TL;DR
Most classic impersonation techniques are well-known and flagged by EDR. The SCCM SMS Agent Host (ccmexec.exe) impersonates users by design, launching trusted binaries in their sessions. By modifying specific SCCM binaries, this enables code execution under user context without custom APIs or alerts.
Discovery
While testing common impersonation methods, most were immediately flagged by EDR. I started exploring alternatives - specifically looking for trusted processes that execute in user context, either on a schedule or via triggers.
After some digging, I found:
ccmexec.exe runs as SYSTEM. After a service restart or every 20–30 minutes (I’ve seen that in some prod environments), it executes C:\Windows\CCM\SCNotification.exe and C:\Windows\CCM\UpdateTrustedSites.exe in the context of each user with an active RDP session.

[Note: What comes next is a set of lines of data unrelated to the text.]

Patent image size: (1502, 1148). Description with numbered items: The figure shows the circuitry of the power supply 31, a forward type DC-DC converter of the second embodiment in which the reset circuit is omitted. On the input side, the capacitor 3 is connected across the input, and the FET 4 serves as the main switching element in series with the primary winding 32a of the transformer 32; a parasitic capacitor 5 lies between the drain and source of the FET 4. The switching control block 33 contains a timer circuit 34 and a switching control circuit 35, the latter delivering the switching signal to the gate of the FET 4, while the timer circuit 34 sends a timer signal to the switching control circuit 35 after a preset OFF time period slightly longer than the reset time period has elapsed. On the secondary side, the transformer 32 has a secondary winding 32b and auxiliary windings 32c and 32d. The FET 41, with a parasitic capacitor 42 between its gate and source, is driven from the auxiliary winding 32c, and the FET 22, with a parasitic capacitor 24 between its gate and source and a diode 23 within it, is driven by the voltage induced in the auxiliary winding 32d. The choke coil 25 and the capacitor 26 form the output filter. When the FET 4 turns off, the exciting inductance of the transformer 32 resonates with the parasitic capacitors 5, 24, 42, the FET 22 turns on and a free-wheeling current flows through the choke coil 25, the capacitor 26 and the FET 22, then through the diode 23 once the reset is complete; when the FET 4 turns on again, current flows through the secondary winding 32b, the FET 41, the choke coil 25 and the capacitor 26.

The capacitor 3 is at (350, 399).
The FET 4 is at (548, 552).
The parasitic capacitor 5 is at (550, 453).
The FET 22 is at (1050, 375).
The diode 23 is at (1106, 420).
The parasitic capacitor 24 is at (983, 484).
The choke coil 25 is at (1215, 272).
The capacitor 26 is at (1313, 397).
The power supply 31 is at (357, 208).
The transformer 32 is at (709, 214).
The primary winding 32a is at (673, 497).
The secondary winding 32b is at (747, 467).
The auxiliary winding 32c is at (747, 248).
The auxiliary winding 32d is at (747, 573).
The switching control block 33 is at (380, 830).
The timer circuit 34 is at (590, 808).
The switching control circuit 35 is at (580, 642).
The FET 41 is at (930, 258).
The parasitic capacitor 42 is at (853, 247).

Unlike typical system binaries requiring TrustedInstaller permissions, files in C:\Windows\CCM\ can be modified by any local admin. This means it’s possible to swap these executables with custom payloads, achieving silent code execution in user sessions without triggering EDR. So, having admin privileges on the host, it can be just modified using SMB without leaving too many traces or artifacts.
Exploitation
After replacing the original UpdateTrustedSites.exe with a minimal executable that creates a file named after the current user’s username, the service was restarted. 4 separate files were then generated - one per user session - confirming successful hijack and execution in each user context: 
Potentially it can be also used to request/save Kerberos tickets on behalf of users, execute SMB requests to get NTLM hashes, etc.